Manuscripts, field books, images, and documents are not the only resources for historical information. Researchers, scholars, and journalists also are making use of website and social media archives. There are now more than twenty years of website archives in a variety of collections including the Smithsonian Institution Archives, University of North Texas CyberCemetery, and Internet Archive.
Archived web collections can be used in a variety of ways: finding a site or article that is no longer on the Internet, finding a web page that has changed its design, extracting/downloading data for analysis, or detecting trends. Penn State recently awarded grant money for projects using Twitter data. Some research areas include fake news, disaster relief, and health issues.

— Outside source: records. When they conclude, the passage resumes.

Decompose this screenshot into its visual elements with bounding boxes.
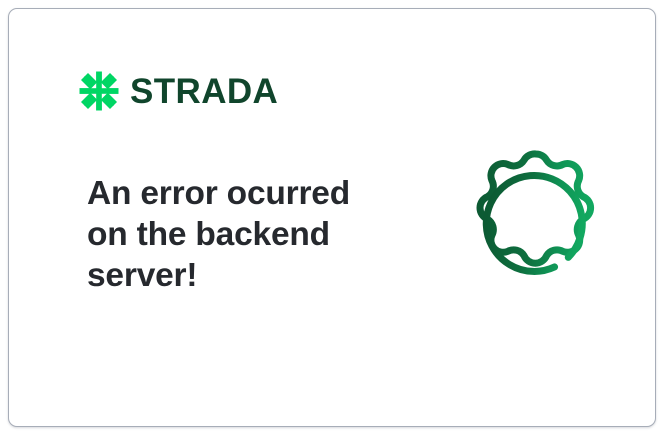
brand-wordmark: STRADA [130,74,278,109]
strada-asterisk-icon [79,71,119,111]
gear-icon [453,148,619,314]
brand-lockup: STRADA [79,71,278,111]
error-message: An error ocurred on the backend server! [87,173,377,296]
error-card: STRADA An error ocurred on the backend s… [8,8,656,427]
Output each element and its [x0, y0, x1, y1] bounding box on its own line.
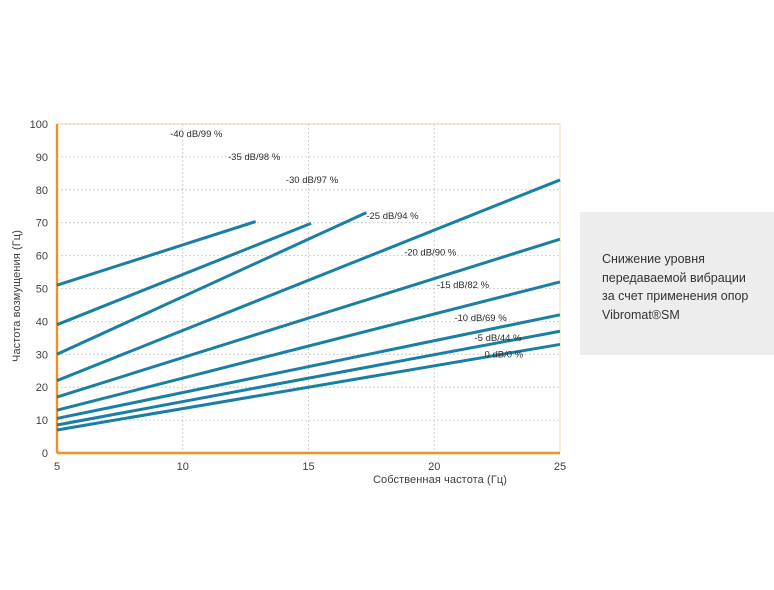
y-tick-label: 40 [36, 316, 48, 328]
x-tick-label: 20 [428, 461, 440, 473]
y-tick-label: 90 [36, 152, 48, 164]
chart-svg: 0102030405060708090100 510152025 -40 dB/… [0, 0, 580, 510]
x-tick-label: 5 [54, 461, 60, 473]
vibration-reduction-figure: 0102030405060708090100 510152025 -40 dB/… [0, 0, 774, 590]
series-label: -40 dB/99 % [170, 129, 223, 140]
x-tick-label: 10 [177, 461, 189, 473]
x-tick-labels: 510152025 [54, 461, 566, 473]
y-tick-label: 80 [36, 185, 48, 197]
series-label: -15 dB/82 % [437, 280, 490, 291]
chart-plot-area: 0102030405060708090100 510152025 -40 dB/… [0, 0, 580, 510]
x-axis-title: Собственная частота (Гц) [300, 474, 580, 486]
series-label: -30 dB/97 % [286, 175, 339, 186]
side-note-panel: Снижение уровня передаваемой вибрации за… [580, 212, 774, 355]
series-line [57, 315, 560, 419]
y-tick-label: 30 [36, 349, 48, 361]
series-label: -25 dB/94 % [366, 211, 419, 222]
y-axis-title: Частота возмущения (Гц) [11, 201, 23, 391]
side-note-text: Снижение уровня передаваемой вибрации за… [602, 250, 762, 324]
y-tick-label: 10 [36, 415, 48, 427]
y-tick-label: 20 [36, 382, 48, 394]
series-label: 0 dB/0 % [485, 349, 524, 360]
series-label: -35 dB/98 % [228, 152, 281, 163]
y-tick-label: 60 [36, 251, 48, 263]
y-tick-label: 70 [36, 218, 48, 230]
x-tick-label: 25 [554, 461, 566, 473]
x-tick-label: 15 [302, 461, 314, 473]
series-label: -20 dB/90 % [404, 247, 457, 258]
series-line [57, 213, 366, 355]
y-tick-label: 0 [42, 448, 48, 460]
y-tick-label: 50 [36, 284, 48, 296]
series-label: -5 dB/44 % [474, 333, 522, 344]
y-tick-labels: 0102030405060708090100 [30, 119, 48, 460]
series-inline-labels: -40 dB/99 %-35 dB/98 %-30 dB/97 %-25 dB/… [170, 129, 523, 360]
y-tick-label: 100 [30, 119, 48, 131]
series-label: -10 dB/69 % [454, 313, 507, 324]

The most well-known resource when it comes to web archives is the Wayback Machine from the Internet Archive. Launched in 2001, it now has more than 351 billion web pages archived and content dating back to 1996. Entering a URL such as https://www.si.edu will display thousands of dates for when it was crawled (also known as captured) by its software. The Wayback Machine also offers a feature for anyone to use in order to archive/capture a particular web page called Save Page Now. This will work as long as that page allows web crawlers and doesn’t have a password requirement.
There are a few ways you can find the websites the Smithsonian Institution Archives has in its collections.
- Through the Smithsonian Institution Archives website you can search the finding aids for “website records” from the collections search. There is a link at the bottom of the finding aid that goes to the capture through Archive-It, a service the Smithsonian Insitution Archives uses to crawl its web presence (Archive-It is owned by the Internet Archive).
- You also can go to the Archive-It site and search for the Smithsonian in the Collections box. Here, you can navigate through the various websites including Birds of DC, Earth Optimism, and the Arts and Industries Building. It also has a search feature that queries text within pages or a URL itself. A search of artist “Doug Aitken,” for instance, has more than 2,000 hits across Smithsonian crawls. Archive-It has also archived web collections of various schools, universities, archives, libraries, and government agencies in the United States and sixteen countries.
- And then there is the WaybackMachine from the Internet Archive itself to search for Smithsonian content. It’s helpful to have the URL but a keyword can work in some instances as well. Linkages between pages are not always available when you use the Wayback Machine.
Any web collections older than 2012 from the Smithsonian are not online, but access can be provided by contacting the Archives’ reference staff. One thing to keep in mind is the fluid nature of the web. A web crawl is a snapshot in time. It’s possible not everything was captured nor can play back like it did on the live site.
As a side note, I had a tour of the Internet Archive in San Francisco in February while attending a conference on art libraries and web archives collections. Besides archiving the web, the Internet Archive is a free digital library with other projects that function to scan books and texts, digitize 78 rpm records, and share software, video, and audio collections.